Hysteresis in the palladium + hydrogen system

Abstract

Abstract Hysteresis in the relationship between the uptake of hydrogen by palladium sponge and the equilibrium hydrogen pressure has been studied at 120°C. The boundary curves of the hysteresis loop have been obtained together with several absorption and desorption scanning curves. The main loop is analyzed in terms of Lacher’s (1937a) statistical mechanical theory of hydrogen in palladium : the α- and β-phases are characterized by different parameters in his equation. This implies that the energies of absorption of a hydrogen atom, and the interactions between absorbed protons are different in the two phases.
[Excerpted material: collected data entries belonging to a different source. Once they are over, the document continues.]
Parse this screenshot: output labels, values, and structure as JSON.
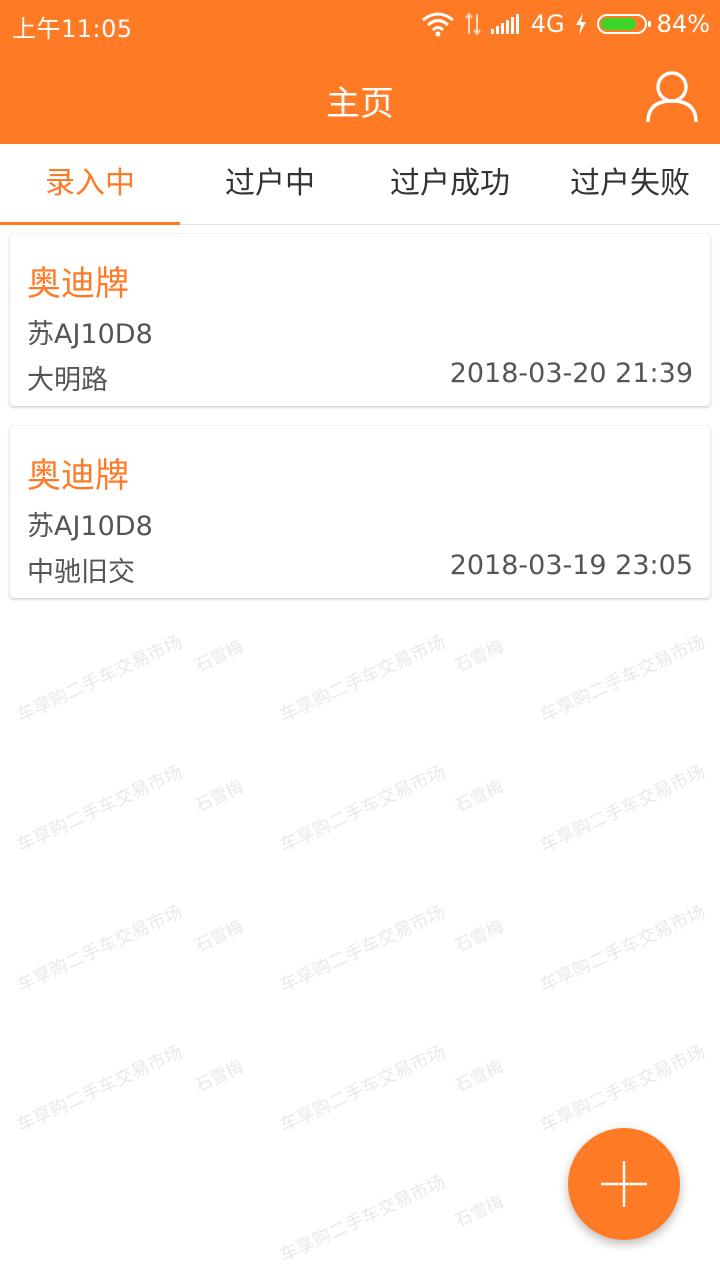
{
  "status_bar": {
    "time": "上午11:05",
    "network": "4G",
    "battery_text": "84%",
    "battery_level": 0.84
  },
  "header": {
    "title": "主页",
    "user_icon": "user-icon"
  },
  "tabs": [
    {
      "label": "录入中",
      "active": true
    },
    {
      "label": "过户中",
      "active": false
    },
    {
      "label": "过户成功",
      "active": false
    },
    {
      "label": "过户失败",
      "active": false
    }
  ],
  "records": [
    {
      "brand": "奥迪牌",
      "plate": "苏AJ10D8",
      "location": "大明路",
      "time": "2018-03-20 21:39"
    },
    {
      "brand": "奥迪牌",
      "plate": "苏AJ10D8",
      "location": "中驰旧交",
      "time": "2018-03-19 23:05"
    }
  ],
  "watermark": {
    "text": "车享购二手车交易市场",
    "name": "石雪梅"
  },
  "fab": {
    "icon": "plus-icon"
  },
  "colors": {
    "accent": "#ff7a25",
    "battery": "#3fd42c"
  }
}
No single equation of the form deduced by Lacher exists which represents the system throughout the whole range of hydrogen concentrations. The generally accepted interpretation of earlier absorption data seems to be incorrect, and doubt is thrown upon the possibility of the existence of a reversible transition path between the two phases. By combining our data with a knowledge of the critical point of the α-β-phase change, the points of onset of the phase transitions are calculated as a function of temperature and compared with the values obtained by other workers. The co-existence of both α- and β-phases over a range of pressures is probably associated with the large volume change accompanying the transition and a tentative theory is put forward which accounts for the ranges of co-existence of the two phases both in absorption and desorption. The shapes of the scanning curves are shown to be generally consistent with the predictions of the domain theory of hysteresis.